Mon Tues Wed Thurs Fri Sat Sun W1 15min off 15min off 15min 20min off W2 15min off 15min off 15min 25min off W3 20min off 20min off 20min 30min off W4 20min off 20min off 20min 30min off W5 25min off 20min off 25min 35min off W6 25min off 30min off 25min 40min off W7 30min off 25min off 30min 45min off W8 30min off 30min off 30min 45min off W9 3 off 3 off 3 4 off W10 3 off 4 off 3 4 off W11 4 off 4 off 4 5 off W12 4 off 4 off 1 5K
- Earlier, I chose some training programs and tried to stick to them. Now, I a retaking a program called the TSC. It is a 90 day schedule which seems pretty well worked out. The diet proposed is basically a paleo diet, which is OK with me. After being in contact with the author, I learned that he doesn’t really want you to stick to the routine letter by letter, just to do the prescribed muscle groups on a prescribed day. I am not allowed to disclose any of the schedule details, but I will review it in full when it is done (in three months time). Goal: finish and review the program.
- Captains of crush grippers – I’d like to close #3 in a year. Arm health is a strong indicator of overall health! To read more about COC grippers, click here. Currently, I can comfortably close #2, but there is still a lot of work to do to go further. After researching the web for a while, I found a schedule which seems just right. I don’t have any grip equipment except grippers, so I’ll focus on that right now, but I might build some equipment later. Goal: multiple closes of CoC #3 in a year (long-term). The workout consists of these steps:Warm-up:
- 6-8 repetitions on a very easy gripper each hand.
- 6-8 repetitions with a very easy gripper each hand, but this time do it inverted.
- CoC #1.5 Closes – 3 each hand, and 3 attempts inverted
- CoC #2.5 (goal gripper) Attempts – 5 each hand, and 5 inverted too
- Negatives* with CoC #3 – 3 negatives each hand, holding for 3-5 seconds each time
- Braced or Choked Attempts* on CoC #2.5 – 3-4 each hand
Routine Notes and Progression
Keep to this program 3 times a week for 3 weeks, then add in another workout so you are using the grippers 4 times a week. The next week, add in another day per week. This should be 5 weeks in total, from where on you can take the advanced training (in a later post, when I get there). When feeling you can close more, try to increase the level (#2 to #2.5 etc.)
To perform a negative, take a gripper that is one level above the one you haven’t closed yet, and use both hands and/or your legs to get the gripper closed, or as far closed as possible. Then try to keep it shut with just one hand! The gripper will of course open up on you but try real hard to hold it for 5-7 seconds.

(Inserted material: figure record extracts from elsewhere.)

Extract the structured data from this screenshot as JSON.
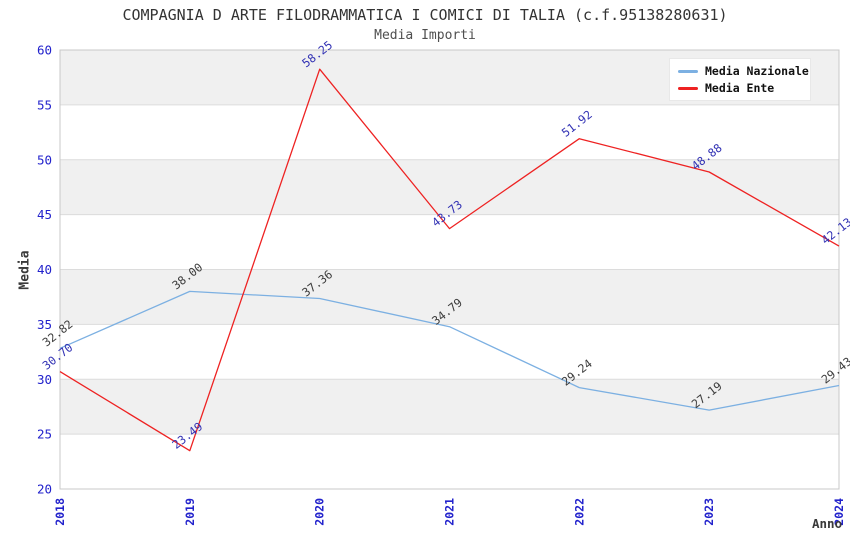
{
  "chart_data": {
    "type": "line",
    "title": "COMPAGNIA D ARTE FILODRAMMATICA I COMICI DI TALIA (c.f.95138280631)",
    "subtitle": "Media Importi",
    "xlabel": "Anno",
    "ylabel": "Media",
    "categories": [
      "2018",
      "2019",
      "2020",
      "2021",
      "2022",
      "2023",
      "2024"
    ],
    "series": [
      {
        "name": "Media Nazionale",
        "color": "#7cb0e2",
        "label_color": "#3c3c3c",
        "values": [
          32.82,
          38.0,
          37.36,
          34.79,
          29.24,
          27.19,
          29.43
        ]
      },
      {
        "name": "Media Ente",
        "color": "#ee2222",
        "label_color": "#3232b4",
        "values": [
          30.7,
          23.49,
          58.25,
          43.73,
          51.92,
          48.88,
          42.13
        ]
      }
    ],
    "ylim": [
      20,
      60
    ],
    "yticks": [
      20,
      25,
      30,
      35,
      40,
      45,
      50,
      55,
      60
    ],
    "grid": true,
    "data_labels": true,
    "legend_position": "top-right",
    "tick_color": "#2222cc",
    "band_color": "#f0f0f0",
    "grid_color": "#dcdcdc",
    "border_color": "#c8c8c8"
  }
}
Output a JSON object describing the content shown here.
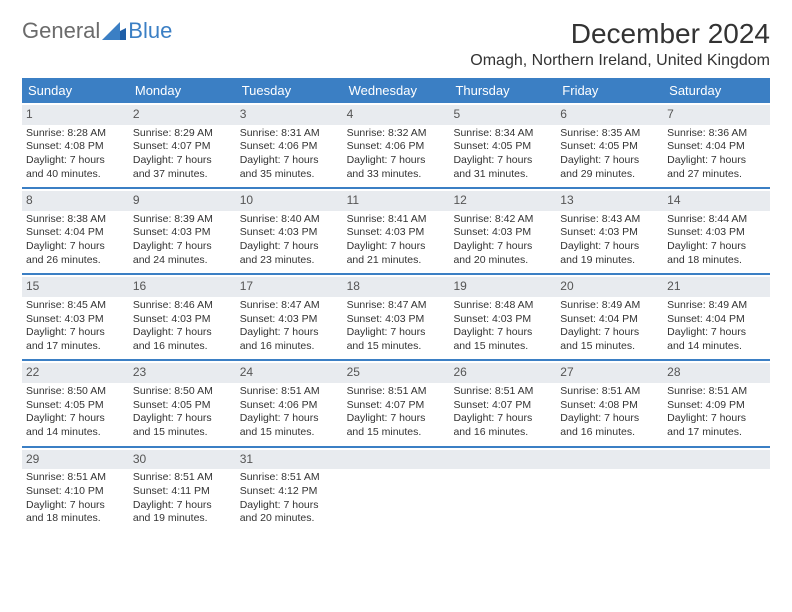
{
  "logo": {
    "text1": "General",
    "text2": "Blue"
  },
  "title": "December 2024",
  "location": "Omagh, Northern Ireland, United Kingdom",
  "colors": {
    "header_bg": "#3b7fc4",
    "header_text": "#ffffff",
    "daynum_bg": "#e8ebef",
    "week_border": "#3b7fc4",
    "body_text": "#333333",
    "background": "#ffffff",
    "logo_gray": "#6b6b6b",
    "logo_blue": "#3b7fc4"
  },
  "typography": {
    "title_fontsize": 28,
    "location_fontsize": 16,
    "dayheader_fontsize": 13,
    "cell_fontsize": 10.5,
    "daynum_fontsize": 12
  },
  "dayheaders": [
    "Sunday",
    "Monday",
    "Tuesday",
    "Wednesday",
    "Thursday",
    "Friday",
    "Saturday"
  ],
  "weeks": [
    [
      {
        "num": "1",
        "sunrise": "Sunrise: 8:28 AM",
        "sunset": "Sunset: 4:08 PM",
        "daylight": "Daylight: 7 hours and 40 minutes."
      },
      {
        "num": "2",
        "sunrise": "Sunrise: 8:29 AM",
        "sunset": "Sunset: 4:07 PM",
        "daylight": "Daylight: 7 hours and 37 minutes."
      },
      {
        "num": "3",
        "sunrise": "Sunrise: 8:31 AM",
        "sunset": "Sunset: 4:06 PM",
        "daylight": "Daylight: 7 hours and 35 minutes."
      },
      {
        "num": "4",
        "sunrise": "Sunrise: 8:32 AM",
        "sunset": "Sunset: 4:06 PM",
        "daylight": "Daylight: 7 hours and 33 minutes."
      },
      {
        "num": "5",
        "sunrise": "Sunrise: 8:34 AM",
        "sunset": "Sunset: 4:05 PM",
        "daylight": "Daylight: 7 hours and 31 minutes."
      },
      {
        "num": "6",
        "sunrise": "Sunrise: 8:35 AM",
        "sunset": "Sunset: 4:05 PM",
        "daylight": "Daylight: 7 hours and 29 minutes."
      },
      {
        "num": "7",
        "sunrise": "Sunrise: 8:36 AM",
        "sunset": "Sunset: 4:04 PM",
        "daylight": "Daylight: 7 hours and 27 minutes."
      }
    ],
    [
      {
        "num": "8",
        "sunrise": "Sunrise: 8:38 AM",
        "sunset": "Sunset: 4:04 PM",
        "daylight": "Daylight: 7 hours and 26 minutes."
      },
      {
        "num": "9",
        "sunrise": "Sunrise: 8:39 AM",
        "sunset": "Sunset: 4:03 PM",
        "daylight": "Daylight: 7 hours and 24 minutes."
      },
      {
        "num": "10",
        "sunrise": "Sunrise: 8:40 AM",
        "sunset": "Sunset: 4:03 PM",
        "daylight": "Daylight: 7 hours and 23 minutes."
      },
      {
        "num": "11",
        "sunrise": "Sunrise: 8:41 AM",
        "sunset": "Sunset: 4:03 PM",
        "daylight": "Daylight: 7 hours and 21 minutes."
      },
      {
        "num": "12",
        "sunrise": "Sunrise: 8:42 AM",
        "sunset": "Sunset: 4:03 PM",
        "daylight": "Daylight: 7 hours and 20 minutes."
      },
      {
        "num": "13",
        "sunrise": "Sunrise: 8:43 AM",
        "sunset": "Sunset: 4:03 PM",
        "daylight": "Daylight: 7 hours and 19 minutes."
      },
      {
        "num": "14",
        "sunrise": "Sunrise: 8:44 AM",
        "sunset": "Sunset: 4:03 PM",
        "daylight": "Daylight: 7 hours and 18 minutes."
      }
    ],
    [
      {
        "num": "15",
        "sunrise": "Sunrise: 8:45 AM",
        "sunset": "Sunset: 4:03 PM",
        "daylight": "Daylight: 7 hours and 17 minutes."
      },
      {
        "num": "16",
        "sunrise": "Sunrise: 8:46 AM",
        "sunset": "Sunset: 4:03 PM",
        "daylight": "Daylight: 7 hours and 16 minutes."
      },
      {
        "num": "17",
        "sunrise": "Sunrise: 8:47 AM",
        "sunset": "Sunset: 4:03 PM",
        "daylight": "Daylight: 7 hours and 16 minutes."
      },
      {
        "num": "18",
        "sunrise": "Sunrise: 8:47 AM",
        "sunset": "Sunset: 4:03 PM",
        "daylight": "Daylight: 7 hours and 15 minutes."
      },
      {
        "num": "19",
        "sunrise": "Sunrise: 8:48 AM",
        "sunset": "Sunset: 4:03 PM",
        "daylight": "Daylight: 7 hours and 15 minutes."
      },
      {
        "num": "20",
        "sunrise": "Sunrise: 8:49 AM",
        "sunset": "Sunset: 4:04 PM",
        "daylight": "Daylight: 7 hours and 15 minutes."
      },
      {
        "num": "21",
        "sunrise": "Sunrise: 8:49 AM",
        "sunset": "Sunset: 4:04 PM",
        "daylight": "Daylight: 7 hours and 14 minutes."
      }
    ],
    [
      {
        "num": "22",
        "sunrise": "Sunrise: 8:50 AM",
        "sunset": "Sunset: 4:05 PM",
        "daylight": "Daylight: 7 hours and 14 minutes."
      },
      {
        "num": "23",
        "sunrise": "Sunrise: 8:50 AM",
        "sunset": "Sunset: 4:05 PM",
        "daylight": "Daylight: 7 hours and 15 minutes."
      },
      {
        "num": "24",
        "sunrise": "Sunrise: 8:51 AM",
        "sunset": "Sunset: 4:06 PM",
        "daylight": "Daylight: 7 hours and 15 minutes."
      },
      {
        "num": "25",
        "sunrise": "Sunrise: 8:51 AM",
        "sunset": "Sunset: 4:07 PM",
        "daylight": "Daylight: 7 hours and 15 minutes."
      },
      {
        "num": "26",
        "sunrise": "Sunrise: 8:51 AM",
        "sunset": "Sunset: 4:07 PM",
        "daylight": "Daylight: 7 hours and 16 minutes."
      },
      {
        "num": "27",
        "sunrise": "Sunrise: 8:51 AM",
        "sunset": "Sunset: 4:08 PM",
        "daylight": "Daylight: 7 hours and 16 minutes."
      },
      {
        "num": "28",
        "sunrise": "Sunrise: 8:51 AM",
        "sunset": "Sunset: 4:09 PM",
        "daylight": "Daylight: 7 hours and 17 minutes."
      }
    ],
    [
      {
        "num": "29",
        "sunrise": "Sunrise: 8:51 AM",
        "sunset": "Sunset: 4:10 PM",
        "daylight": "Daylight: 7 hours and 18 minutes."
      },
      {
        "num": "30",
        "sunrise": "Sunrise: 8:51 AM",
        "sunset": "Sunset: 4:11 PM",
        "daylight": "Daylight: 7 hours and 19 minutes."
      },
      {
        "num": "31",
        "sunrise": "Sunrise: 8:51 AM",
        "sunset": "Sunset: 4:12 PM",
        "daylight": "Daylight: 7 hours and 20 minutes."
      },
      {
        "empty": true
      },
      {
        "empty": true
      },
      {
        "empty": true
      },
      {
        "empty": true
      }
    ]
  ]
}
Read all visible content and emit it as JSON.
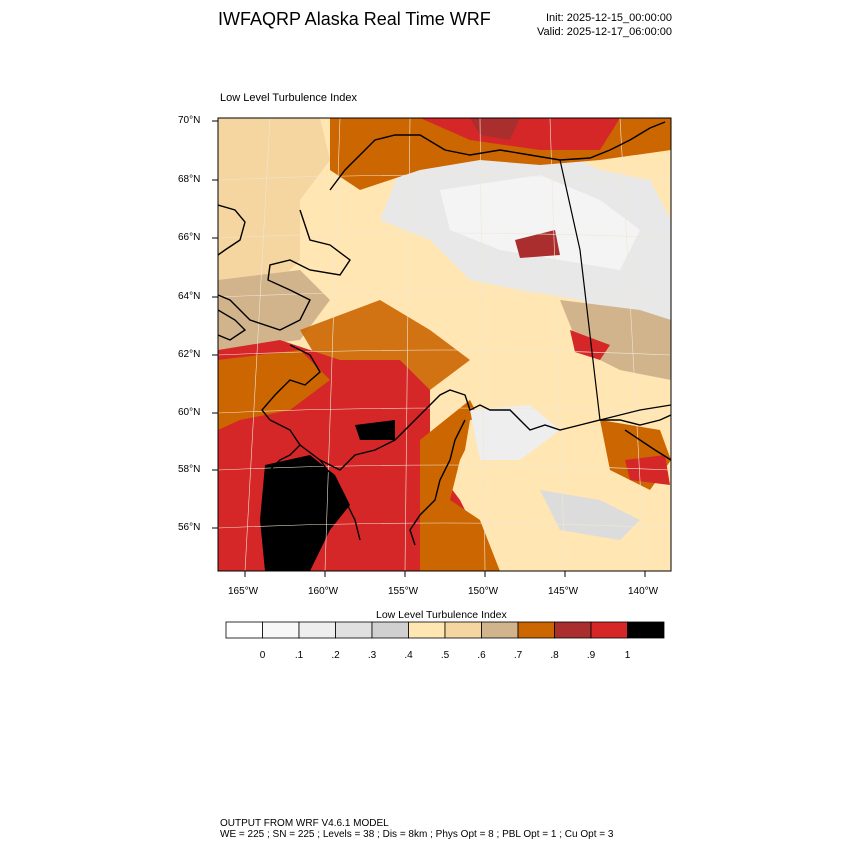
{
  "header": {
    "title": "IWFAQRP Alaska Real Time WRF",
    "init": "Init: 2025-12-15_00:00:00",
    "valid": "Valid: 2025-12-17_06:00:00"
  },
  "map": {
    "label": "Low Level Turbulence Index",
    "lat_labels": [
      "70°N",
      "68°N",
      "66°N",
      "64°N",
      "62°N",
      "60°N",
      "58°N",
      "56°N"
    ],
    "lon_labels": [
      "165°W",
      "160°W",
      "155°W",
      "150°W",
      "145°W",
      "140°W"
    ],
    "colors": {
      "ocean_high": "#d62728",
      "land_low": "#ffe6b3",
      "snow": "#e8e8e8",
      "orange": "#cc6600",
      "tan": "#d2b48c",
      "black": "#000000"
    }
  },
  "colorbar": {
    "title": "Low Level Turbulence Index",
    "tick_labels": [
      "0",
      ".1",
      ".2",
      ".3",
      ".4",
      ".5",
      ".6",
      ".7",
      ".8",
      ".9",
      "1"
    ],
    "colors": [
      "#ffffff",
      "#f7f7f7",
      "#eeeeee",
      "#e0e0e0",
      "#d0d0d0",
      "#ffe6b3",
      "#f5d5a0",
      "#d2b48c",
      "#cc6600",
      "#aa2e2e",
      "#d62728",
      "#000000"
    ]
  },
  "footer": {
    "line1": "OUTPUT FROM WRF V4.6.1 MODEL",
    "line2": "WE = 225 ; SN = 225 ; Levels = 38 ; Dis = 8km ; Phys Opt = 8 ; PBL Opt = 1 ; Cu Opt = 3"
  }
}
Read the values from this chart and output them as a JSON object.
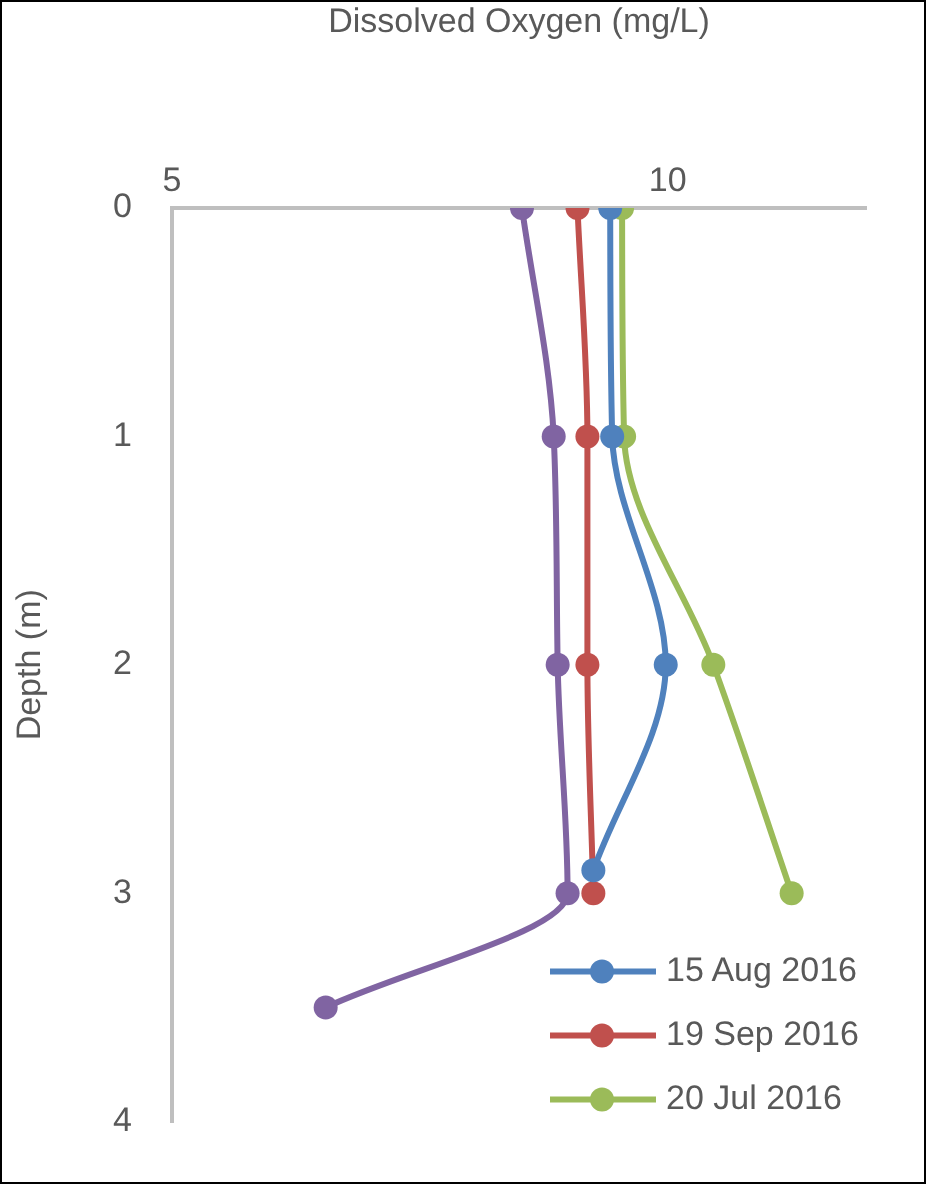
{
  "chart_data": {
    "type": "line",
    "xlabel": "Dissolved Oxygen (mg/L)",
    "ylabel": "Depth (m)",
    "xlim": [
      5,
      12
    ],
    "xticks": [
      5,
      10
    ],
    "ylim": [
      4,
      0
    ],
    "yticks": [
      0,
      1,
      2,
      3,
      4
    ],
    "grid": false,
    "legend": "bottom right",
    "marker": "circle",
    "line_style": "solid",
    "series": [
      {
        "name": "15 Aug 2016",
        "color": "#4f81bd",
        "x": [
          9.42,
          9.44,
          9.98,
          9.25
        ],
        "values": [
          0,
          1,
          2,
          2.9
        ]
      },
      {
        "name": "19 Sep 2016",
        "color": "#c0504d",
        "x": [
          9.09,
          9.19,
          9.19,
          9.25
        ],
        "values": [
          0,
          1,
          2,
          3
        ]
      },
      {
        "name": "20 Jul 2016",
        "color": "#9bbb59",
        "x": [
          9.54,
          9.56,
          10.46,
          11.25
        ],
        "values": [
          0,
          1,
          2,
          3
        ]
      },
      {
        "color": "#8064a2",
        "x": [
          8.53,
          8.85,
          8.89,
          8.99,
          6.55
        ],
        "values": [
          0,
          1,
          2,
          3,
          3.5
        ]
      }
    ]
  }
}
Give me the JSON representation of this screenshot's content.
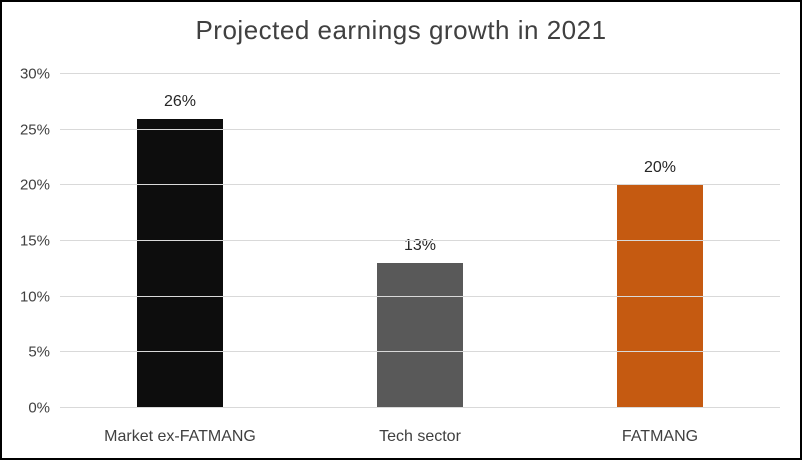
{
  "chart_data": {
    "type": "bar",
    "title": "Projected earnings growth in 2021",
    "categories": [
      "Market ex-FATMANG",
      "Tech sector",
      "FATMANG"
    ],
    "values": [
      26,
      13,
      20
    ],
    "value_labels": [
      "26%",
      "13%",
      "20%"
    ],
    "bar_colors": [
      "#0d0d0d",
      "#595959",
      "#c55a11"
    ],
    "xlabel": "",
    "ylabel": "",
    "ylim": [
      0,
      30
    ],
    "yticks": [
      0,
      5,
      10,
      15,
      20,
      25,
      30
    ],
    "ytick_labels": [
      "0%",
      "5%",
      "10%",
      "15%",
      "20%",
      "25%",
      "30%"
    ],
    "grid": true,
    "legend": false,
    "colors": {
      "title_text": "#404040",
      "axis_text": "#404040",
      "value_label_text": "#262626",
      "gridline": "#d9d9d9",
      "background": "#ffffff",
      "frame_border": "#000000"
    }
  }
}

Set the gripper in your hand and use your other hand to press the handle into your palm very firmly and squeeze the gripper shut. The reason why ‘bracing’ the gripper makes it easier to close is because as you squeeze the handles together ‘un-braced’, they try to rotate in your hand. ‘Bracing’ the gripper keeps those handles from rotating in your hand and you can exert more force that way.
There are more goals I’d like to accomplish, but this will come with time. To monitor the progress, I am making a spreadsheet which will note down all of the exercises and food intakes. I am not sure I can post it here (made in Numbers), but I’ll figure something out.
Always remember: do not push your body too hard! You need time to recover… if you do a lot and are then sore for 3-4 days, lower your training volume and/or intensity. Train smart.